63

THE NOISE FROM INSIDE THE SIKORSKY MADE ME DO A DOUBLE TAKE. It sounded like a half ring from a cell phone after Eric dialed the pilot’s number. Eric and Olivia had heard it, too. The tinted glass was virtually opaque beneath the hangar lighting, making it impossible to see inside. Suddenly, the tinted glass door flew open. The sight of Ivy standing in the opening with a gun to her head-and Ian Burn behind her-sent chills down my spine.

“Nobody move,” said Burn.

The three of us froze.

Burn looked almost exactly the way I remembered him from our very first meeting at Sal’s Place. To hide the scar on his neck, he wore a black turtleneck beneath a black leather jacket with the collar turned up. A knit beanie covered the deformed right ear. The expression on his face was all business, no sign of panic.
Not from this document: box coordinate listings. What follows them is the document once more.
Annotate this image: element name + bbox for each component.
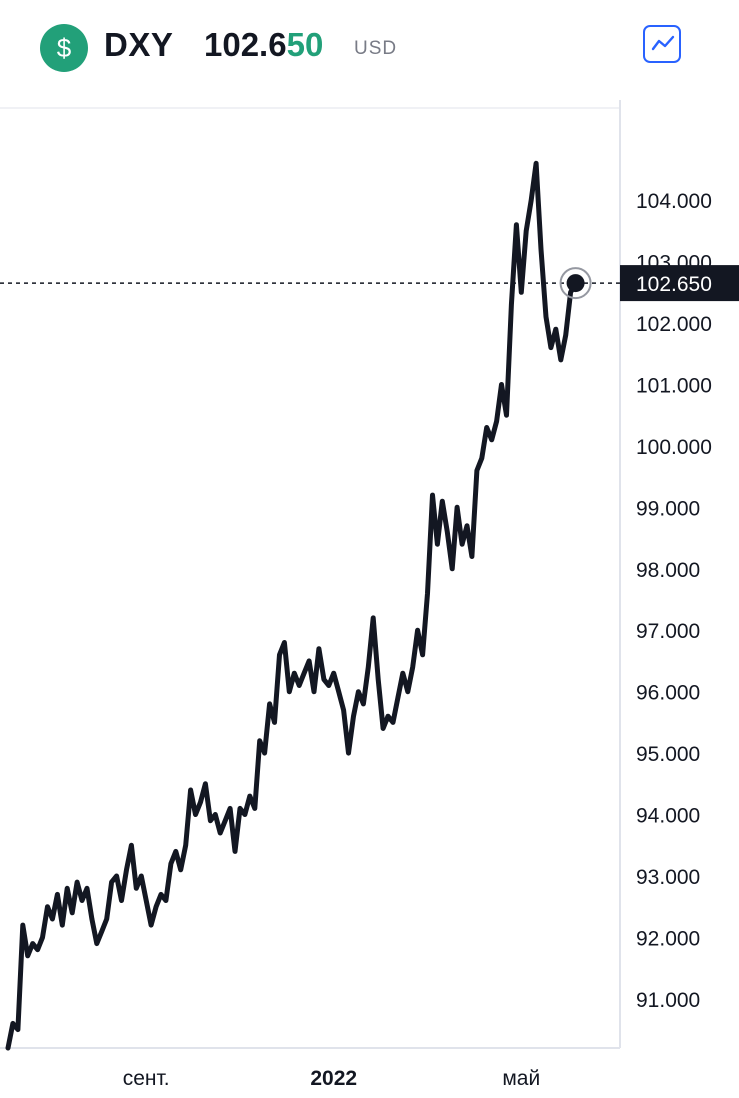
header: $ DXY 102.650 USD: [0, 0, 739, 96]
price-highlight: 50: [286, 26, 324, 63]
y-tick-label: 92.000: [636, 927, 700, 950]
last-price-marker-ring: [559, 267, 592, 300]
price-line-series: [5, 160, 579, 1051]
last-price-label-bg: [620, 265, 739, 302]
chart-type-button[interactable]: [643, 25, 681, 63]
y-tick-label: 98.000: [636, 559, 700, 582]
last-price-marker: [566, 274, 585, 293]
y-tick-label: 99.000: [636, 497, 700, 520]
y-tick-label: 101.000: [636, 374, 712, 397]
y-tick-label: 97.000: [636, 620, 700, 643]
current-price: 102.650: [204, 26, 323, 64]
y-tick-label: 104.000: [636, 190, 712, 213]
y-tick-label: 100.000: [636, 436, 712, 459]
dollar-icon: $: [40, 24, 88, 72]
price-chart: 91.000 92.000 93.000 94.000 95.000 96.000 97.0…: [0, 100, 739, 1090]
logo-symbol: $: [56, 33, 72, 63]
price-main: 102.6: [204, 26, 287, 63]
last-price-label: 102.650: [636, 273, 712, 296]
ticker-symbol: DXY: [104, 26, 174, 63]
x-tick-label: 2022: [310, 1067, 357, 1090]
line-chart-icon: [651, 35, 675, 51]
y-tick-label: 96.000: [636, 682, 700, 705]
y-tick-label: 91.000: [636, 989, 700, 1012]
x-tick-label: сент.: [123, 1067, 170, 1090]
y-tick-label: 93.000: [636, 866, 700, 889]
y-tick-label: 94.000: [636, 805, 700, 828]
currency-label: USD: [354, 38, 398, 59]
x-tick-label: май: [502, 1067, 540, 1090]
y-tick-label: 102.000: [636, 313, 712, 336]
y-tick-label: 95.000: [636, 743, 700, 766]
He nudged Ivy forward, and they stepped down from the helicopter to the concrete floor. I noticed that Ivy’s hands were fastened behind her back. More than that, I noticed the look in her eyes-a desperate need to tell me something.

I looked away, still wrestling with what Eric had told me back in the WhiteSands dining room-away from Olivia-about the woman I had married.

“You,” said Burn, speaking to Eric. “Step away from the others.”

As Eric moved closer to the hangar door, my phone rang-the cell that Ivy had given to me. It startled me, but I didn’t move. It was that funny double ring-the kind that announced a new voice-mail message. Somewhere between North Bergen and Somerset County a call had come through while my phone was either roaming or completely out of signal.

“Reach into your pocket slowly,” said Burn, “and take out the phone.”

I did as he told me.

“Who’s the voice mail from?”

I checked the display. The number was familiar, and it only took a moment for it to register in my mind. I’d seen it a dozen times just a few hours earlier at the Tonnelle Avenue motel, when scrolling through the call history on Mallory’s cell. The number was her friend Andrea.

And thanks to Ivy, I now knew that Andrea was FBI.

“I don’t know,” I said.

Apparently I was a lousy liar around loaded weapons; Burn clearly didn’t believe me.

“Put it on speaker and play the message,” he told me.

I retrieved the message and hit the speaker button. The message was almost ninety minutes old:

“Ivy, it’s Agent Henning. I tried your other cell and couldn’t reach you there either. I’m calling with a heads-up. After we talked, I checked all of my contacts to find out if Eric Volke had, in fact, told the FBI that Kyle McVee was behind the bear raid on Saxton Silvers and the murder of Chuck Bell. I know he claims to have informed everyone, but it turns out that he hasn’t said anything of the sort to anyone. He lied to you. So just be careful, and call me when you get this message.”

The message ended.

“That’s not true!” said Eric. “I did tell the FBI!”

Something was starting to smell rotten, and I was nowhere near Denmark.

“Quiet!” Burn shouted. “Put the phone on the floor and slide it over here. Slowly.”

Again, I obeyed.

“Now everybody hold still,” Burn said as he reached for his cell. “We have some distinguished guests to invite.”